In September 2019, the independent pharmacy Valisure wrote a letter to the U.S. Food and Drug Administration (FDA) regarding the safety of the heartburn medication Zantac and its generic counterparts. Less than six months later, a Zantac multidistrict litigation hearing was held to decide how to proceed with over 100 lawsuits filed alleging that the makers of Zantac and its counterparts concealed fatal defects in the drug’s ingredients.
Multidistrict Litigation (MDL): The consolidation of complex federal cases for management in a single court, designed to speed the process.
The Zantac multidistrict litigation is being brought against Sanofi US Services Inc., Pfizer Inc., Boehringer Ingelheim Pharmaceuticals Inc., and GlaxoSmithKline who have all produced Zantac or a generic version of the drug at some point. These corporations are being accused of false advertising, failure to warn and other claims associated with the FDA’s discovery of N-nitrosodimethylamine (NDMA) in their products.
The Zantac multidistrict litigation centers almost entirely on the presence of NDMA in ranitidine products and the corporations’ duty of care to test their product for NDMA. This is a serious health risk as NDMA has been suggested to be linked to occurrences of:
- Bladder cancer
- Colorectal cancer
- Esophageal cancer
- Gastric (stomach) cancer
- Kidney cancer
- Liver cancer
- Lung cancer
- Nasal cancer
- Pancreatic cancer
In the lawsuit, plaintiffs have claimed to have contracted cancers of the colon, esophagus, breast, bladder and more.
With more and more cases arising, in early 2020 the Judicial Panel on Multidistrict Litigation (JPML) had to decide whether to consolidate all of these claims. On Feb. 6, 2020, the JPML consolidated 15 lawsuits and more than 125 “tag-along” actions in the Southern Court of Florida under U.S. District Judge Robin Rosenberg of Miami. The Zantac Multidistrict Litigation will be Rosenberg’s first MDL but the panel confidently identified Judge Rosenberg as “an able jurist who has not yet had the opportunity to preside over an MDL.”
By Feb. 22, 2020, 141 people had added their cases to the Zantac multidistrict litigation. One of the driving factors for these lawsuits have been the recalls sparked by Valisure’s letter. According to the pharmacy in their letter to the FDA, it “detected extremely high levels” of NDMA “in every lot tested, across multiple manufacturers and dosage forms of the drug ranitidine."

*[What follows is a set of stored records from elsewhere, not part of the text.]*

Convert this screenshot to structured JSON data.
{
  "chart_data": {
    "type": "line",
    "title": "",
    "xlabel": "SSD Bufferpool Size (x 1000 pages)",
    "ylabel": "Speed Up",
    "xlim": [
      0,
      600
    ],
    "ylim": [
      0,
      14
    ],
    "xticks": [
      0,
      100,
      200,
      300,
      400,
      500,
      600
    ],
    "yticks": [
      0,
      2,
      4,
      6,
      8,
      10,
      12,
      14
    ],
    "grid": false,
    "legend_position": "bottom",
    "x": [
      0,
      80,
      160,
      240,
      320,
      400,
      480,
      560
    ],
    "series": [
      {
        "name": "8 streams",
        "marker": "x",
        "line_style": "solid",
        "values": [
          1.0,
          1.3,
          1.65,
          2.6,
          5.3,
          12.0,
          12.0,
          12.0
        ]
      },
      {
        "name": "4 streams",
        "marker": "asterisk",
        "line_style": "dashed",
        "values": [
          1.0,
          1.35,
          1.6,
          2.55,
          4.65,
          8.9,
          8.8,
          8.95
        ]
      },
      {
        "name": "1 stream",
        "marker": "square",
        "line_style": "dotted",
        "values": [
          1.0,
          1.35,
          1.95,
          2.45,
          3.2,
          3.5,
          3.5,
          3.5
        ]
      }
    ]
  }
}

The FDA has stated that the limit of safe NDMA exposure is 96 billionths of a gram (ng). So when it described NDMA levels as extremely high, the pharmacy followed it up by stating “Valisure has detected NDMA in excess of 3,000,000 ng per tablet when analyzing ranitidine products, likely due to an inherent instability of the ranitidine molecule.” 3,000,000 ng is equal to 3 milligrams or over 30,000 times the safe exposure rating approved by the FDA.
Legal experts expect that before the Zantac multidistrict litigation has concluded, at least 100,000 claimants will come forward. Those same experts expect that Rosenberg will more likely oversee a settlement than a drawn-out trial.